Activists say Cameroon has been unable to police its forestry laws. Timber companies have cut down areas of forest meant to be set aside for local communities and removing more timber than agreed from their own concessions.
Verbelen believes that promises of social, environmental and economic development are seldom fulfilled - only a tiny fraction of the revenue reaches the state treasury and an even smaller amount gets back to the community.
"No one can deny the need for exploitation for development but we have to put some controls on," he said.
If controls are not imposed and strictly monitored in the next two or three years, Congo will have lost the chance to harvest its wood sustainably, he said.
Many Congolese villagers living in areas where logging companies already operate tend to agree, complaining about broken promises from the firms and corrupt local authorities.

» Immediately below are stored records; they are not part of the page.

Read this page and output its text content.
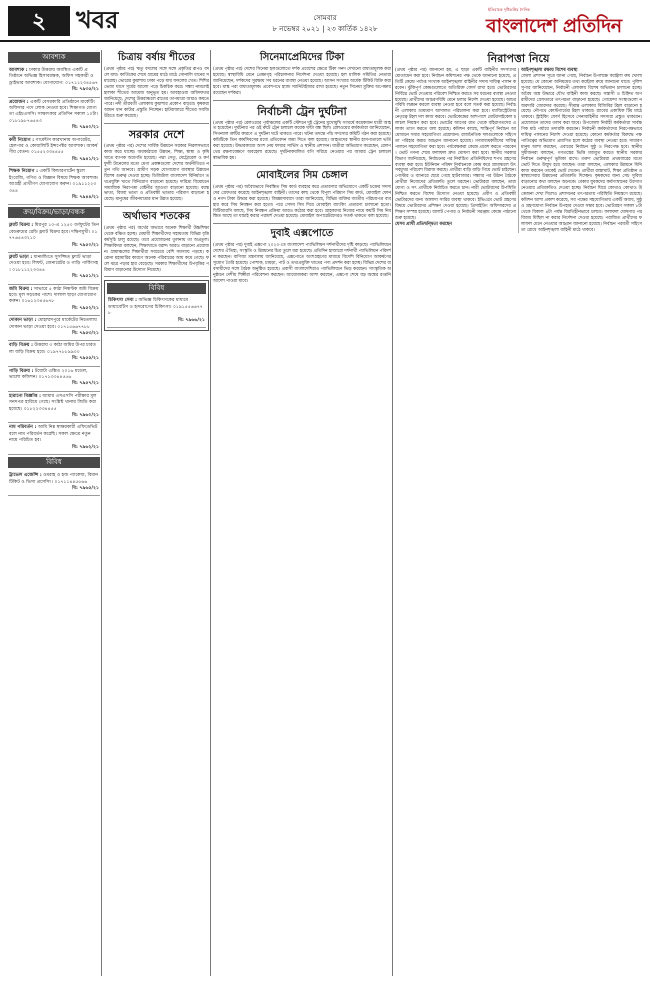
২	খবর	সোমবার
৮ নভেম্বর ২০২১ | ২৩ কার্তিক ১৪২৮
ইতিবাচক দৃষ্টিভঙ্গির দৈনিক
বাংলাদেশ প্রতিদিন
আবশ্যক
আবশ্যক : ঢাকার উত্তরায় অবস্থিত একটি প্রতিষ্ঠানে অভিজ্ঞ হিসাবরক্ষক, অফিস সহকারী ও ড্রাইভার আবশ্যক। যোগাযোগ: ০১৭১১২৩৪৫৬৭
বি: ৭৯৩৫/২১
প্রয়োজন : একটি বেসরকারি প্রতিষ্ঠানে মার্কেটিং অফিসার পদে লোক নেওয়া হবে। শিক্ষাগত যোগ্যতা এইচএসসি। সাক্ষাৎকার প্রতিদিন সকাল ১০টা। ০১৮১৯৮৭৬৫৪৩
বি: ৭৯৪০/২১
কর্মী নিয়োগ : গার্মেন্টস কারখানায় অপারেটর, হেলপার ও কোয়ালিটি ইন্সপেক্টর আবশ্যক। আকর্ষণীয় বেতন। ০১৫৫২৩৩৪৪৫৫
বি: ৭৯৪১/২১
শিক্ষক নিয়োগ : একটি কিন্ডারগার্টেন স্কুলে ইংরেজি, গণিত ও বিজ্ঞান বিষয়ে শিক্ষক আবশ্যক। আগ্রহী প্রার্থীগণ যোগাযোগ করুন। ০১৯১১২২৩৩৪৪
বি: ৭৯৪৪/২১
ক্রয়/বিক্রয়/ভাড়া/বন্ধক
ফ্ল্যাট বিক্রয় : মিরপুর ১০-এ ১২৫০ বর্গফুটের তিন বেডরুমের রেডি ফ্ল্যাট বিক্রয় হবে। দক্ষিণমুখী। ০১৭৭৬৫৪৩২১০
বি: ৭৯৫০/২১
ফ্ল্যাট ভাড়া : ধানমন্ডিতে সুসজ্জিত ফ্ল্যাট ভাড়া দেওয়া হবে। লিফট, জেনারেটর ও গাড়ি পার্কিংসহ। ০১৮১১২২৩৩৪৪
বি: ৭৯৫১/২১
জমি বিক্রয় : সাভারে ৫ কাঠা নিষ্কণ্টক জমি বিক্রয় হবে। মূল সড়কের পাশে। দালাল ছাড়া যোগাযোগ করুন। ০১৬১২৩৪৫৬৭৮
বি: ৭৯৫২/২১
দোকান ভাড়া : মোহাম্মদপুরে মার্কেটের নিচতলায় দোকান ভাড়া দেওয়া হবে। ০১৭১৫৬৬৭৭৮৮
বি: ৭৯৫৩/২১
বাড়ি বিক্রয় : উত্তরায় ৩ কাঠা জমির উপর চারতলা বাড়ি বিক্রয় হবে। ০১৯৭৭৮৮৯৯০০
বি: ৭৯৫৫/২১
গাড়ি বিক্রয় : টয়োটা এক্সিও ২০১৬ মডেল, ভালো কন্ডিশন। ০১৭১৩৩৪৪৫৫৬
বি: ৭৯৫৭/২১
হারানো বিজ্ঞপ্তি : আমার এসএসসি পরীক্ষার মূল সনদপত্র হারিয়ে গেছে। সংশ্লিষ্ট থানায় জিডি করা হয়েছে। ০১৮২২৩৩৪৪৫৫
বি: ৭৯৬০/২১
নাম পরিবর্তন : আমি নিম্ন স্বাক্ষরকারী এফিডেভিট বলে নাম পরিবর্তন করেছি। সকল ক্ষেত্রে নতুন নামে পরিচিত হব।
বি: ৭৯৬২/২১
বিবিধ
ট্রাভেল এজেন্সি : ওমরাহ ও হজ প্যাকেজ, বিমান টিকিট ও ভিসা প্রসেসিং। ০১৭১১৪৪৫৫৬৬
বি: ৭৯৬৫/২১
চিত্রায় বর্ষায় শীতের
(প্রথম পৃষ্ঠার পর) ঋতু বদলের সঙ্গে সঙ্গে প্রকৃতির রূপও বদলে যায়। কার্তিকের শেষে গ্রামের মাঠে মাঠে সোনালি ধানের সমারোহ। ভোরের কুয়াশায় ঢাকা পড়ে যায় ফসলের খেত। শিশিরভেজা ঘাসে সূর্যের আলো পড়ে চিকচিক করে। সন্ধ্যা নামলেই হালকা শীতের আমেজ অনুভূত হয়। আবহাওয়া অধিদফতর জানিয়েছে, দেশের উত্তরাঞ্চলে রাতের তাপমাত্রা আরও কমতে পারে। নদী তীরবর্তী এলাকায় কুয়াশার প্রকোপ বাড়বে। কৃষকরা আমন ধান কাটার প্রস্তুতি নিচ্ছেন। হাটবাজারে শীতের সবজি উঠতে শুরু করেছে।
সরকার দেশে
(প্রথম পৃষ্ঠার পর) দেশের সার্বিক উন্নয়নে সরকার নিরলসভাবে কাজ করে যাচ্ছে। অবকাঠামো উন্নয়ন, শিক্ষা, স্বাস্থ্য ও কৃষি খাতে ব্যাপক অগ্রগতি হয়েছে। পদ্মা সেতু, মেট্রোরেল ও কর্ণফুলী টানেলের মতো মেগা প্রকল্পগুলো দেশের অর্থনীতিতে নতুন গতি আনবে। গ্রামীণ সড়ক যোগাযোগ ব্যবস্থার উন্নয়নে বিশেষ গুরুত্ব দেওয়া হচ্ছে। ডিজিটাল বাংলাদেশ বিনির্মাণে তথ্যপ্রযুক্তি খাতে বিনিয়োগ বাড়ানো হয়েছে। দারিদ্র্য বিমোচনে সামাজিক নিরাপত্তা বেষ্টনীর আওতা বাড়ানো হয়েছে। বয়স্ক ভাতা, বিধবা ভাতা ও প্রতিবন্ধী ভাতার পরিমাণ বাড়ানো হয়েছে। মানুষের জীবনযাত্রার মান উন্নত হয়েছে।
অর্থাভাব শতকের
(প্রথম পৃষ্ঠার পর) অর্থের অভাবে অনেক শিক্ষার্থী উচ্চশিক্ষা থেকে বঞ্চিত হচ্ছে। মেধাবী শিক্ষার্থীদের সহায়তায় বিভিন্ন বৃত্তি কর্মসূচি চালু রয়েছে। তবে প্রয়োজনের তুলনায় তা অপ্রতুল। শিক্ষাবিদরা বলছেন, শিক্ষাখাতে বরাদ্দ আরও বাড়ানো প্রয়োজন। গ্রামাঞ্চলের শিক্ষার্থীরা সবচেয়ে বেশি সমস্যায় পড়ছে। করোনা মহামারির কারণে অনেক পরিবারের আয় কমে গেছে। ফলে ঝরে পড়ার হার বেড়েছে। সরকার শিক্ষার্থীদের উপবৃত্তির পরিমাণ বাড়ানোর উদ্যোগ নিয়েছে।
বিবিধ
চিকিৎসা সেবা : অভিজ্ঞ চিকিৎসকের মাধ্যমে ডায়াবেটিস ও হৃদরোগের চিকিৎসা। ০১৯১৫৫৬৬৭৭৮
বি: ৭৯৬৬/২১
সিনেমাপ্রেমিদের টিকা
(প্রথম পৃষ্ঠার পর) দেশের সিনেমা হলগুলোতে দর্শক প্রবেশের ক্ষেত্রে টিকা সনদ দেখানো বাধ্যতামূলক করা হয়েছে। স্বাস্থ্যবিধি মেনে প্রেক্ষাগৃহ পরিচালনার নির্দেশনা দেওয়া হয়েছে। হল মালিক সমিতির নেতারা জানিয়েছেন, দর্শকদের সুরক্ষায় সব ধরনের ব্যবস্থা নেওয়া হয়েছে। আসন সংখ্যার অর্ধেক টিকিট বিক্রি করা হবে। মাস্ক পরা বাধ্যতামূলক। প্রবেশপথে হ্যান্ড স্যানিটাইজার রাখা হয়েছে। নতুন সিনেমা মুক্তির অপেক্ষায় রয়েছেন দর্শকরা।
নির্বাচনী ট্রেন দুর্ঘটনা
(প্রথম পৃষ্ঠার পর) রেলওয়ের পূর্বাঞ্চলের একটি স্টেশনে দুই ট্রেনের মুখোমুখি সংঘর্ষে কয়েকজন যাত্রী আহত হয়েছেন। দুর্ঘটনার পর ওই রুটে ট্রেন চলাচল কয়েক ঘণ্টা বন্ধ ছিল। রেলওয়ের কর্মকর্তারা জানিয়েছেন, সিগন্যাল ত্রুটির কারণে এ দুর্ঘটনা ঘটে থাকতে পারে। ঘটনা তদন্তে পাঁচ সদস্যের কমিটি গঠন করা হয়েছে। কমিটিকে তিন কার্যদিবসের মধ্যে প্রতিবেদন জমা দিতে বলা হয়েছে। আহতদের স্থানীয় হাসপাতালে ভর্তি করা হয়েছে। উদ্ধারকাজে অংশ নেয় ফায়ার সার্ভিস ও স্থানীয় প্রশাসন। যাত্রীরা অভিযোগ করেছেন, রেলপথের রক্ষণাবেক্ষণে অবহেলা রয়েছে। দুর্ঘটনাকবলিত বগি সরিয়ে নেওয়ার পর আবার ট্রেন চলাচল স্বাভাবিক হয়।
মোবাইলের সিম চেঙ্গাল
(প্রথম পৃষ্ঠার পর) অবৈধভাবে নিবন্ধিত সিম কার্ড ব্যবহার করে প্রতারণার অভিযোগে একটি চক্রের সদস্যদের গ্রেফতার করেছে আইনশৃঙ্খলা বাহিনী। তাদের কাছ থেকে বিপুল পরিমাণ সিম কার্ড, মোবাইল ফোন ও নগদ টাকা উদ্ধার করা হয়েছে। জিজ্ঞাসাবাদে তারা জানিয়েছে, বিভিন্ন ব্যক্তির জাতীয় পরিচয়পত্র ব্যবহার করে সিম নিবন্ধন করা হতো। পরে সেসব সিম দিয়ে মোবাইল ব্যাংকিং প্রতারণা চালানো হতো। বিটিআরসি বলছে, সিম নিবন্ধন প্রক্রিয়া আরও কঠোর করা হবে। গ্রাহকদের নিজের নামে কয়টি সিম নিবন্ধিত আছে তা যাচাই করার পরামর্শ দেওয়া হয়েছে। মোবাইল অপারেটরদেরও সতর্ক থাকতে বলা হয়েছে।
দুবাই এক্সপোতে
(প্রথম পৃষ্ঠার পর) দুবাই এক্সপো ২০২০-তে বাংলাদেশ প্যাভিলিয়ন দর্শনার্থীদের দৃষ্টি কাড়ছে। প্যাভিলিয়নে দেশের ঐতিহ্য, সংস্কৃতি ও উন্নয়নের চিত্র তুলে ধরা হয়েছে। প্রতিদিন হাজারো দর্শনার্থী প্যাভিলিয়ন পরিদর্শন করছেন। বাণিজ্য মন্ত্রণালয় জানিয়েছে, এক্সপোতে অংশগ্রহণের মাধ্যমে বিদেশি বিনিয়োগ আকর্ষণের সুযোগ তৈরি হয়েছে। পোশাক, চামড়া, পাট ও তথ্যপ্রযুক্তি খাতের পণ্য প্রদর্শন করা হচ্ছে। বিভিন্ন দেশের ব্যবসায়ীদের সঙ্গে বৈঠক অনুষ্ঠিত হয়েছে। প্রবাসী বাংলাদেশিরাও প্যাভিলিয়নে ভিড় করছেন। সাংস্কৃতিক অনুষ্ঠানে দেশীয় শিল্পীরা পরিবেশনা করছেন। আয়োজকরা আশা করছেন, এক্সপো শেষে বড় অঙ্কের রপ্তানি আদেশ পাওয়া যাবে।
নিরাপত্তা নিয়ে
(প্রথম পৃষ্ঠার পর) জানানো হয়, এ ছাড়া একটি বাহিনীর সদস্যদের মোতায়েন করা হবে। নির্বাচন কমিশনের পক্ষ থেকে জানানো হয়েছে, প্রতিটি কেন্দ্রে পর্যাপ্ত সংখ্যক আইনশৃঙ্খলা বাহিনীর সদস্য দায়িত্ব পালন করবেন। ঝুঁকিপূর্ণ কেন্দ্রগুলোতে অতিরিক্ত ফোর্স রাখা হবে। ভোটারদের নির্বিঘ্নে ভোট দেওয়ার পরিবেশ নিশ্চিত করতে সব ধরনের ব্যবস্থা নেওয়া হয়েছে। প্রার্থীদের আচরণবিধি মেনে চলার নির্দেশ দেওয়া হয়েছে। আচরণবিধি লঙ্ঘন করলে ব্যবস্থা নেওয়া হবে বলে সতর্ক করা হয়েছে। নির্বাচনী এলাকায় ভ্রাম্যমাণ আদালত পরিচালনা করা হবে। ম্যাজিস্ট্রেটদের নেতৃত্বে টহল দল কাজ করবে। ভোটকেন্দ্রের আশপাশে মোটরসাইকেল চলাচল নিয়ন্ত্রণ করা হবে। ভোটের আগের রাত থেকে বহিরাগতদের এলাকা ত্যাগ করতে বলা হয়েছে। কমিশন বলছে, শান্তিপূর্ণ নির্বাচন আয়োজনে সবার সহযোগিতা প্রয়োজন। রাজনৈতিক দলগুলোকে সহিংসতা পরিহার করার আহ্বান জানানো হয়েছে। গণমাধ্যমকর্মীদের দায়িত্ব পালনে সহযোগিতা করা হবে। পর্যবেক্ষকরা কেন্দ্রে প্রবেশ করতে পারবেন। ভোট গণনা শেষে ফলাফল দ্রুত ঘোষণা করা হবে। স্থানীয় সরকার বিভাগ জানিয়েছে, নির্বাচনের পর নির্বাচিত প্রতিনিধিদের শপথ গ্রহণের ব্যবস্থা করা হবে। ইউনিয়ন পরিষদ নির্বাচনকে কেন্দ্র করে গ্রামাঞ্চলে উৎসবমুখর পরিবেশ বিরাজ করছে। প্রার্থীরা বাড়ি বাড়ি গিয়ে ভোট চাইছেন। পোস্টার ও ব্যানারে ছেয়ে গেছে হাটবাজার। সন্ধ্যার পর উঠান বৈঠকে প্রার্থীরা নিজেদের প্রতিশ্রুতি তুলে ধরছেন। ভোটাররা বলছেন, তারা যোগ্য ও সৎ প্রার্থীকে নির্বাচিত করতে চান। নারী ভোটারদের উপস্থিতি নিশ্চিত করতে বিশেষ উদ্যোগ নেওয়া হয়েছে। প্রবীণ ও প্রতিবন্ধী ভোটারদের জন্য আলাদা সারির ব্যবস্থা থাকবে। ইভিএমে ভোট গ্রহণের বিষয়ে ভোটারদের প্রশিক্ষণ দেওয়া হয়েছে। প্রিসাইডিং অফিসারদের প্রশিক্ষণ সম্পন্ন হয়েছে। ব্যালট পেপার ও নির্বাচনী সরঞ্জাম কেন্দ্রে পাঠানো শুরু হয়েছে।
যেসব প্রার্থী প্রতিদ্বন্দ্বিতা করছেন
আইনশৃঙ্খলা রক্ষায় বিশেষ ব্যবস্থা
জেলা প্রশাসন সূত্রে জানা গেছে, নির্বাচন উপলক্ষে কন্ট্রোল রুম খোলা হয়েছে। যে কোনো অনিয়মের তথ্য কন্ট্রোল রুমে জানানো যাবে। পুলিশ সুপার জানিয়েছেন, নির্বাচনী এলাকায় বিশেষ অভিযান চালানো হচ্ছে। অবৈধ অস্ত্র উদ্ধারে যৌথ বাহিনী কাজ করছে। সন্ত্রাসী ও চিহ্নিত অপরাধীদের গ্রেফতারে তৎপরতা বাড়ানো হয়েছে। গোয়েন্দা সংস্থাগুলো নজরদারি জোরদার করেছে। সীমান্ত এলাকায় বিজিবির টহল বাড়ানো হয়েছে। নৌপথে কোস্টগার্ডের টহল থাকবে। র‍্যাবের একাধিক টিম মাঠে থাকবে। স্ট্রাইকিং ফোর্স হিসেবে সেনাবাহিনীর সদস্যরা প্রস্তুত থাকবেন। প্রয়োজনে তাদের তলব করা যাবে। উপজেলা নির্বাহী কর্মকর্তারা সার্বক্ষণিক মাঠ পর্যায়ে তদারকি করবেন। নির্বাচনী কর্মকর্তাদের নিরপেক্ষভাবে দায়িত্ব পালনের নির্দেশ দেওয়া হয়েছে। কোনো কর্মকর্তার বিরুদ্ধে পক্ষপাতিত্বের অভিযোগ প্রমাণিত হলে কঠোর ব্যবস্থা নেওয়া হবে। সাধারণ মানুষ আশা করছেন, এবারের নির্বাচন সুষ্ঠু ও নিরপেক্ষ হবে। স্থানীয় সুধীজনরা বলছেন, গণতন্ত্রের ভিত্তি মজবুত করতে স্থানীয় সরকার নির্বাচন গুরুত্বপূর্ণ ভূমিকা রাখে। তরুণ ভোটাররা প্রথমবারের মতো ভোট দিতে উন্মুখ হয়ে আছেন। তারা বলছেন, এলাকার উন্নয়নে যিনি কাজ করবেন তাকেই ভোট দেবেন। প্রার্থীরা রাস্তাঘাট, শিক্ষা প্রতিষ্ঠান ও স্বাস্থ্যসেবার উন্নয়নের প্রতিশ্রুতি দিচ্ছেন। কৃষকদের জন্য সেচ সুবিধা বাড়ানোর কথা বলছেন অনেকে। বেকার যুবকদের কর্মসংস্থানের উদ্যোগ নেওয়ার প্রতিশ্রুতিও দেওয়া হচ্ছে। নির্বাচন ঘিরে কোথাও কোথাও উত্তেজনা দেখা দিলেও প্রশাসনের তৎপরতায় পরিস্থিতি নিয়ন্ত্রণে রয়েছে। কমিশন আশা প্রকাশ করেছে, সব পক্ষের সহযোগিতায় একটি অবাধ, সুষ্ঠু ও গ্রহণযোগ্য নির্বাচন উপহার দেওয়া সম্ভব হবে। ভোটগ্রহণ সকাল ৮টা থেকে বিকাল ৪টা পর্যন্ত বিরতিহীনভাবে চলবে। ফলাফল ঘোষণার পর বিজয় মিছিল না করার নির্দেশনা দেওয়া হয়েছে। পরাজিত প্রার্থীদের ফলাফল মেনে নেওয়ার আহ্বান জানানো হয়েছে। নির্বাচন পরবর্তী সহিংসতা রোধে আইনশৃঙ্খলা বাহিনী মাঠে থাকবে।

"We have asked the loggers to build a school and a hospital. We have also asked for a mill to be put in place so our people can have some work," said Pierre Koleka, the head of the Bolongo-Busuwa community, also in Equateur province.
"But we get nothing. And the authorities don't help us. When we demonstrate, they just help the loggers. We have all this wood, but when our people die, we have to bury them in mats, rather than coffins."
Those pushing for the forestry sector to be opened up are also very aware of the challenges.
A draft World Bank commissioned report on the sector says that "forests have been the object of grabbing by national elites and international companies anxious to secure rents as the country's infrastructure and security improve".
It says that by 2002 over 65 percent of the country's forests had been divided into concessions that had been acquired at practically no cost by fake companies speculating on subcontracting to future investors.
The report credits the government with revoking some concessions and imposing a moratorium on new ones. But it also indicates the freeze was often ignored, with 3 million hectares of new logging rights granted in the year after it was imposed.
The government insists its detractors are too pessimistic and should give the new system time.
"Rather than make comparisons, we can learn lessons from places like Cameroon," said Richard Tambwe, the environment ministry's head of forest management. "If there are corrupt people, we will root them out. We need to go step by step so everyone trusts the new system."